Pourquoi la nouvelle laïcité française n’est plus exportable
Les récentes politiques d’exclusion en France ont conduit de nombreuses personnes à remettre en question la nouvelle laïcité française et les problèmes inhérents à son imposition aux sociétés en France comme à l’étranger.
La laïcité française n’est plus ce qu’elle était au début du XXe siècle. Alors que son principe moteur, qui garantit la liberté individuelle et l’égalité, demeure parfaitement universel, il n’existe aucune preuve sociologique suggérant que la laïcisation devrait conduire à un déclin de la religiosité.
En effet, la laïcité historique a un certain nombre de vertus qui lui donnent une portée universelle, y compris la protection de la religion contre l’autorité de l’État et la protection de l’État contre toute hégémonie du clergé.
Cependant, pour plusieurs raisons, la nouvelle laïcité n’est plus adaptée à l’export – et est tout aussi problématique pour la France elle-même.
Ce constat est basé sur une étude à venir sur l’influence de la laïcité française parmi les groupes arabes de la gauche laïque et sur les efforts fournis par la France pour imposer sa version de la laïcité.
« Ethnocentrisme »
L’universalité de la laïcité française est sapée par son caractère « ethnocentrique », né de la conception réformiste chrétienne de la religion.

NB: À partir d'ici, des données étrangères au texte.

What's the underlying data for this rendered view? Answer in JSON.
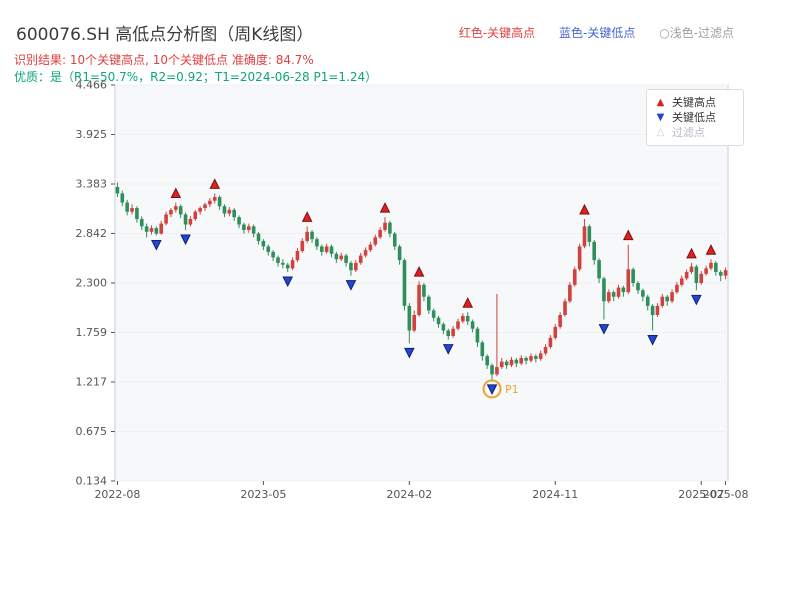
{
  "header": {
    "title": "600076.SH 高低点分析图（周K线图）",
    "legend_top": {
      "high_label": "红色-关键高点",
      "low_label": "蓝色-关键低点",
      "filter_label": "○浅色-过滤点"
    },
    "result_line": "识别结果: 10个关键高点, 10个关键低点  准确度: 84.7%",
    "quality_line": "优质：是（R1=50.7%，R2=0.92；T1=2024-06-28 P1=1.24）"
  },
  "chart_legend": {
    "high": "关键高点",
    "low": "关键低点",
    "filtered": "过滤点"
  },
  "colors": {
    "title_text": "#3c3c3c",
    "red_text": "#e04040",
    "blue_text": "#4666d1",
    "gray_text": "#9aa0a6",
    "green_text": "#0ca678",
    "candle_up": "#d1413d",
    "candle_down": "#2f8e5b",
    "marker_high": "#e02020",
    "marker_high_edge": "#7a1010",
    "marker_low": "#2545cc",
    "marker_low_edge": "#0f1f7a",
    "p1": "#f0a22e",
    "plot_bg": "#f7f8fa",
    "grid": "#eef0f3",
    "axis_line": "#c9ced6",
    "axis_text": "#555555"
  },
  "chart_data": {
    "type": "candlestick",
    "title": "600076.SH 高低点分析图（周K线图）",
    "ylim": [
      0.134,
      4.466
    ],
    "y_ticks": [
      0.134,
      0.675,
      1.217,
      1.759,
      2.3,
      2.842,
      3.383,
      3.925,
      4.466
    ],
    "x_ticks": [
      {
        "index": 0,
        "label": "2022-08"
      },
      {
        "index": 30,
        "label": "2023-05"
      },
      {
        "index": 60,
        "label": "2024-02"
      },
      {
        "index": 90,
        "label": "2024-11"
      },
      {
        "index": 120,
        "label": "2025-07"
      },
      {
        "index": 125,
        "label": "2025-08"
      }
    ],
    "candles": [
      [
        3.35,
        3.4,
        3.24,
        3.28
      ],
      [
        3.28,
        3.31,
        3.14,
        3.18
      ],
      [
        3.18,
        3.21,
        3.04,
        3.08
      ],
      [
        3.08,
        3.16,
        3.05,
        3.12
      ],
      [
        3.12,
        3.14,
        2.96,
        3.0
      ],
      [
        3.0,
        3.03,
        2.88,
        2.92
      ],
      [
        2.92,
        2.95,
        2.8,
        2.86
      ],
      [
        2.86,
        2.93,
        2.83,
        2.9
      ],
      [
        2.9,
        2.92,
        2.82,
        2.84
      ],
      [
        2.84,
        2.98,
        2.83,
        2.95
      ],
      [
        2.95,
        3.08,
        2.93,
        3.05
      ],
      [
        3.05,
        3.12,
        3.02,
        3.1
      ],
      [
        3.1,
        3.18,
        3.07,
        3.14
      ],
      [
        3.14,
        3.16,
        3.01,
        3.05
      ],
      [
        3.05,
        3.07,
        2.88,
        2.94
      ],
      [
        2.94,
        3.03,
        2.92,
        3.0
      ],
      [
        3.0,
        3.1,
        2.98,
        3.08
      ],
      [
        3.08,
        3.14,
        3.05,
        3.12
      ],
      [
        3.12,
        3.18,
        3.09,
        3.16
      ],
      [
        3.16,
        3.23,
        3.13,
        3.2
      ],
      [
        3.2,
        3.28,
        3.17,
        3.24
      ],
      [
        3.24,
        3.26,
        3.1,
        3.14
      ],
      [
        3.14,
        3.16,
        3.02,
        3.06
      ],
      [
        3.06,
        3.13,
        3.03,
        3.1
      ],
      [
        3.1,
        3.12,
        2.98,
        3.02
      ],
      [
        3.02,
        3.04,
        2.9,
        2.94
      ],
      [
        2.94,
        2.96,
        2.84,
        2.88
      ],
      [
        2.88,
        2.95,
        2.85,
        2.92
      ],
      [
        2.92,
        2.94,
        2.8,
        2.84
      ],
      [
        2.84,
        2.86,
        2.72,
        2.76
      ],
      [
        2.76,
        2.78,
        2.66,
        2.7
      ],
      [
        2.7,
        2.72,
        2.6,
        2.64
      ],
      [
        2.64,
        2.66,
        2.54,
        2.58
      ],
      [
        2.58,
        2.6,
        2.48,
        2.52
      ],
      [
        2.52,
        2.56,
        2.46,
        2.5
      ],
      [
        2.5,
        2.52,
        2.42,
        2.46
      ],
      [
        2.46,
        2.58,
        2.44,
        2.55
      ],
      [
        2.55,
        2.68,
        2.53,
        2.65
      ],
      [
        2.65,
        2.79,
        2.63,
        2.76
      ],
      [
        2.76,
        2.92,
        2.74,
        2.86
      ],
      [
        2.86,
        2.88,
        2.74,
        2.78
      ],
      [
        2.78,
        2.8,
        2.66,
        2.7
      ],
      [
        2.7,
        2.72,
        2.6,
        2.64
      ],
      [
        2.64,
        2.73,
        2.62,
        2.7
      ],
      [
        2.7,
        2.72,
        2.58,
        2.62
      ],
      [
        2.62,
        2.64,
        2.52,
        2.56
      ],
      [
        2.56,
        2.63,
        2.54,
        2.6
      ],
      [
        2.6,
        2.62,
        2.48,
        2.52
      ],
      [
        2.52,
        2.54,
        2.38,
        2.44
      ],
      [
        2.44,
        2.55,
        2.42,
        2.52
      ],
      [
        2.52,
        2.63,
        2.5,
        2.6
      ],
      [
        2.6,
        2.69,
        2.58,
        2.66
      ],
      [
        2.66,
        2.75,
        2.64,
        2.72
      ],
      [
        2.72,
        2.83,
        2.7,
        2.8
      ],
      [
        2.8,
        2.91,
        2.78,
        2.88
      ],
      [
        2.88,
        3.02,
        2.86,
        2.96
      ],
      [
        2.96,
        2.98,
        2.8,
        2.84
      ],
      [
        2.84,
        2.86,
        2.66,
        2.7
      ],
      [
        2.7,
        2.72,
        2.5,
        2.55
      ],
      [
        2.55,
        2.57,
        2.0,
        2.05
      ],
      [
        2.05,
        2.08,
        1.64,
        1.78
      ],
      [
        1.78,
        2.0,
        1.76,
        1.95
      ],
      [
        1.95,
        2.32,
        1.93,
        2.28
      ],
      [
        2.28,
        2.3,
        2.1,
        2.15
      ],
      [
        2.15,
        2.17,
        1.96,
        2.0
      ],
      [
        2.0,
        2.02,
        1.88,
        1.92
      ],
      [
        1.92,
        1.94,
        1.81,
        1.85
      ],
      [
        1.85,
        1.87,
        1.74,
        1.78
      ],
      [
        1.78,
        1.8,
        1.68,
        1.72
      ],
      [
        1.72,
        1.83,
        1.7,
        1.8
      ],
      [
        1.8,
        1.91,
        1.78,
        1.88
      ],
      [
        1.88,
        1.97,
        1.86,
        1.94
      ],
      [
        1.94,
        1.98,
        1.84,
        1.88
      ],
      [
        1.88,
        1.9,
        1.76,
        1.8
      ],
      [
        1.8,
        1.82,
        1.6,
        1.65
      ],
      [
        1.65,
        1.67,
        1.45,
        1.5
      ],
      [
        1.5,
        1.52,
        1.36,
        1.4
      ],
      [
        1.4,
        1.42,
        1.24,
        1.3
      ],
      [
        1.3,
        2.18,
        1.28,
        1.38
      ],
      [
        1.38,
        1.48,
        1.36,
        1.44
      ],
      [
        1.44,
        1.46,
        1.36,
        1.4
      ],
      [
        1.4,
        1.49,
        1.38,
        1.46
      ],
      [
        1.46,
        1.48,
        1.38,
        1.42
      ],
      [
        1.42,
        1.51,
        1.4,
        1.48
      ],
      [
        1.48,
        1.5,
        1.41,
        1.45
      ],
      [
        1.45,
        1.53,
        1.43,
        1.5
      ],
      [
        1.5,
        1.52,
        1.43,
        1.47
      ],
      [
        1.47,
        1.56,
        1.45,
        1.53
      ],
      [
        1.53,
        1.63,
        1.51,
        1.6
      ],
      [
        1.6,
        1.73,
        1.58,
        1.7
      ],
      [
        1.7,
        1.85,
        1.68,
        1.82
      ],
      [
        1.82,
        1.98,
        1.8,
        1.95
      ],
      [
        1.95,
        2.13,
        1.93,
        2.1
      ],
      [
        2.1,
        2.31,
        2.08,
        2.28
      ],
      [
        2.28,
        2.48,
        2.26,
        2.45
      ],
      [
        2.45,
        2.73,
        2.43,
        2.7
      ],
      [
        2.7,
        3.0,
        2.68,
        2.92
      ],
      [
        2.92,
        2.94,
        2.7,
        2.75
      ],
      [
        2.75,
        2.77,
        2.5,
        2.55
      ],
      [
        2.55,
        2.57,
        2.3,
        2.35
      ],
      [
        2.35,
        2.37,
        1.9,
        2.1
      ],
      [
        2.1,
        2.23,
        2.08,
        2.2
      ],
      [
        2.2,
        2.22,
        2.1,
        2.15
      ],
      [
        2.15,
        2.28,
        2.13,
        2.25
      ],
      [
        2.25,
        2.27,
        2.15,
        2.2
      ],
      [
        2.2,
        2.72,
        2.18,
        2.45
      ],
      [
        2.45,
        2.47,
        2.26,
        2.3
      ],
      [
        2.3,
        2.32,
        2.18,
        2.22
      ],
      [
        2.22,
        2.24,
        2.1,
        2.15
      ],
      [
        2.15,
        2.17,
        2.0,
        2.05
      ],
      [
        2.05,
        2.07,
        1.78,
        1.95
      ],
      [
        1.95,
        2.08,
        1.93,
        2.05
      ],
      [
        2.05,
        2.18,
        2.03,
        2.15
      ],
      [
        2.15,
        2.17,
        2.05,
        2.1
      ],
      [
        2.1,
        2.23,
        2.08,
        2.2
      ],
      [
        2.2,
        2.31,
        2.18,
        2.28
      ],
      [
        2.28,
        2.38,
        2.26,
        2.35
      ],
      [
        2.35,
        2.45,
        2.33,
        2.42
      ],
      [
        2.42,
        2.52,
        2.4,
        2.48
      ],
      [
        2.48,
        2.5,
        2.22,
        2.3
      ],
      [
        2.3,
        2.43,
        2.28,
        2.4
      ],
      [
        2.4,
        2.49,
        2.38,
        2.46
      ],
      [
        2.46,
        2.56,
        2.44,
        2.52
      ],
      [
        2.52,
        2.54,
        2.38,
        2.42
      ],
      [
        2.42,
        2.44,
        2.32,
        2.38
      ],
      [
        2.38,
        2.47,
        2.34,
        2.44
      ]
    ],
    "key_highs": [
      12,
      20,
      39,
      55,
      62,
      72,
      96,
      105,
      118,
      122
    ],
    "key_lows": [
      8,
      14,
      35,
      48,
      60,
      68,
      77,
      100,
      110,
      119
    ],
    "p1_marker": {
      "index": 77,
      "label": "P1",
      "price": 1.24
    }
  }
}
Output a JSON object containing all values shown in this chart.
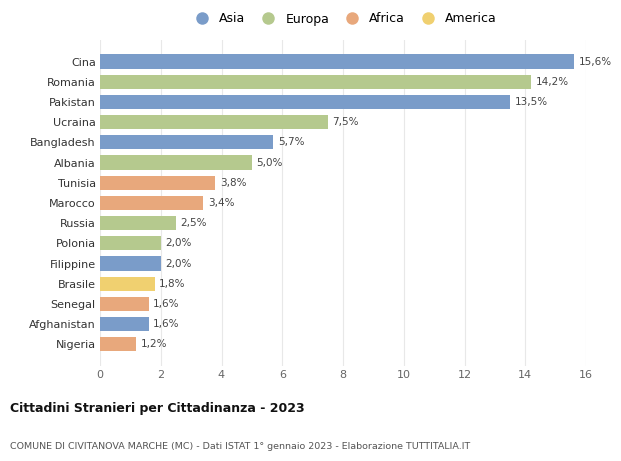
{
  "countries": [
    "Nigeria",
    "Afghanistan",
    "Senegal",
    "Brasile",
    "Filippine",
    "Polonia",
    "Russia",
    "Marocco",
    "Tunisia",
    "Albania",
    "Bangladesh",
    "Ucraina",
    "Pakistan",
    "Romania",
    "Cina"
  ],
  "values": [
    1.2,
    1.6,
    1.6,
    1.8,
    2.0,
    2.0,
    2.5,
    3.4,
    3.8,
    5.0,
    5.7,
    7.5,
    13.5,
    14.2,
    15.6
  ],
  "continents": [
    "Africa",
    "Asia",
    "Africa",
    "America",
    "Asia",
    "Europa",
    "Europa",
    "Africa",
    "Africa",
    "Europa",
    "Asia",
    "Europa",
    "Asia",
    "Europa",
    "Asia"
  ],
  "colors": {
    "Asia": "#7a9cc9",
    "Europa": "#b5c98e",
    "Africa": "#e8a87c",
    "America": "#f0d070"
  },
  "labels": [
    "1,2%",
    "1,6%",
    "1,6%",
    "1,8%",
    "2,0%",
    "2,0%",
    "2,5%",
    "3,4%",
    "3,8%",
    "5,0%",
    "5,7%",
    "7,5%",
    "13,5%",
    "14,2%",
    "15,6%"
  ],
  "xlim": [
    0,
    16
  ],
  "xticks": [
    0,
    2,
    4,
    6,
    8,
    10,
    12,
    14,
    16
  ],
  "title": "Cittadini Stranieri per Cittadinanza - 2023",
  "subtitle": "COMUNE DI CIVITANOVA MARCHE (MC) - Dati ISTAT 1° gennaio 2023 - Elaborazione TUTTITALIA.IT",
  "legend_order": [
    "Asia",
    "Europa",
    "Africa",
    "America"
  ],
  "bg_color": "#ffffff",
  "grid_color": "#e8e8e8",
  "bar_height": 0.7
}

La laïcité française envisage la religion de façon chrétienne (plus précisément à la manière de la Réforme protestante) en la réduisant à la croyance individuelle et à la liberté de conscience, et en la confinant à des espaces privés, tels que la maison et l’église. En conséquence, les rituels ou toute autre forme publique d’affirmation religieuse (comme le port du voile islamique) ont tendance à être considérés comme une forme inacceptable de prosélytisme.
Au nom de la défense des idéaux de la gauche laïque française, certains intellectuels et certaines personnalités médiatiques n’hésitent pas à se transformer en « faqih » (juriste musulman) ou « mufti » pour « prouver » que le voile « ne fait pas partie de l’islam », ou qu’il est un « symbole de l’esclavage des femmes ». Dans une démonstration totalement ethnocentrique, ils projettent sur les sociétés musulmanes des sens et des interprétations culturelles qui n’émanent que de la culture européenne.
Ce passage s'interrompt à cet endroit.